Seeing the challenges of visualisation
by Samuel Jones
Visualisation is a way of representing - and aggregating - people's different experiences of a space like a city. As the article explains, 'visualisation comes in the form of still images, moving ones and three-dimensional models that depict elusive, often abstract phenomena such as the movement of Internet traffic, scientific theories or a city's emotional landscape'.
One of the things that interests me about this is the ambivalent role of the visual in making sense of a complex world. Through a range of media and a range of stimuli, from the Web to the shops, foods and fashions we see on the street, we are exposed to a a wider range of cultures than ever before. Often, we actively seek them out - we look at pictures and videos online, we tune into TV programmes and we go to see exhibitions. However, this is a two-edged sword because it satisfies our curiosity, but also adds further voices to an increasing hubbub and it can challenge our own values, for better and for worse.
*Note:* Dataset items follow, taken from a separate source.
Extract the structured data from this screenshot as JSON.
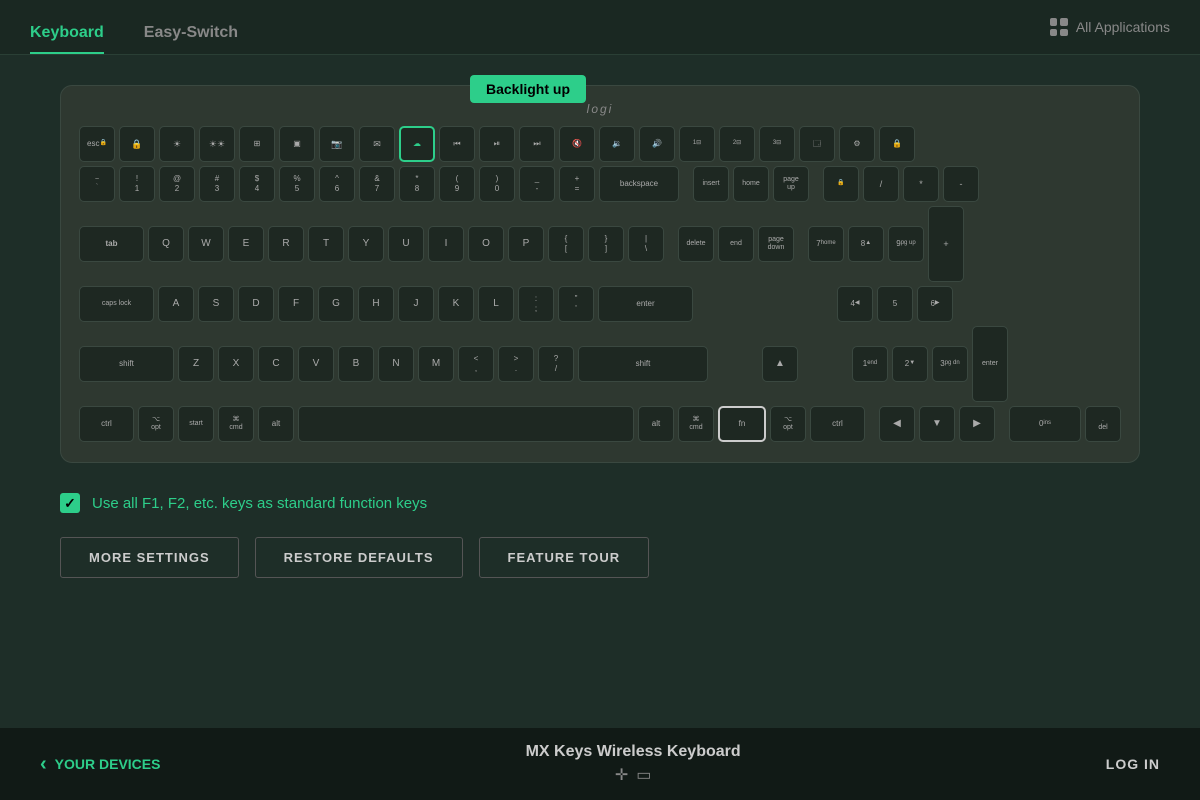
{
  "header": {
    "tab_keyboard": "Keyboard",
    "tab_easyswitch": "Easy-Switch",
    "all_applications_label": "All Applications"
  },
  "keyboard": {
    "brand": "logi",
    "tooltip": "Backlight up",
    "rows": {
      "fn_row": [
        "esc",
        "",
        "☀",
        "☀",
        "⊞",
        "▣",
        "📷",
        "✉",
        "☁",
        "◀◀",
        "⏯",
        "▶▶",
        "🔇",
        "🔉",
        "🔊",
        "1⊟",
        "2⊟",
        "3⊟",
        "🗔",
        "⚙",
        "🔒"
      ],
      "num_row": [
        "~\n`",
        "!\n1",
        "@\n2",
        "#\n3",
        "$\n4",
        "%\n5",
        "^\n6",
        "&\n7",
        "*\n8",
        "(\n9",
        ")\n0",
        "-\n_",
        "=\n+",
        "backspace"
      ],
      "tab_row": [
        "tab",
        "Q",
        "W",
        "E",
        "R",
        "T",
        "Y",
        "U",
        "I",
        "O",
        "P",
        "{\n[",
        "}\n]",
        "|\n\\"
      ],
      "caps_row": [
        "caps lock",
        "A",
        "S",
        "D",
        "F",
        "G",
        "H",
        "J",
        "K",
        "L",
        ":\n;",
        "'\n\"",
        "enter"
      ],
      "shift_row": [
        "shift",
        "Z",
        "X",
        "C",
        "V",
        "B",
        "N",
        "M",
        "<\n,",
        ">\n.",
        "?\n/",
        "shift"
      ],
      "ctrl_row": [
        "ctrl",
        "opt",
        "start",
        "⌘\ncmd",
        "alt",
        "",
        "alt",
        "⌘\ncmd",
        "opt",
        "ctrl"
      ]
    }
  },
  "checkbox": {
    "label": "Use all F1, F2, etc. keys as standard function keys",
    "checked": true
  },
  "buttons": {
    "more_settings": "MORE SETTINGS",
    "restore_defaults": "RESTORE DEFAULTS",
    "feature_tour": "FEATURE TOUR"
  },
  "footer": {
    "your_devices": "YOUR DEVICES",
    "device_name": "MX Keys Wireless Keyboard",
    "log_in": "LOG IN"
  }
}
Visualisation is intriguing because it plays to the most basic of our senses. On the one hand, it simplifies the complex. On the other, it plays to and highlights the very space in which that complexity is becoming more palpable.
The article conludes that 'our exposure to the Internet, video games and the arsenal of visual imagery that bombards us each day has made us more visually sophisticated, and keener to decipher complicated information visually, rather than in words or numbers'. I wonder if that's the case. Certainly, we have greater exposure to a wider range of visual material, bbut where are we getting the skills and confidence with which to decipher, manage and make sense of that material?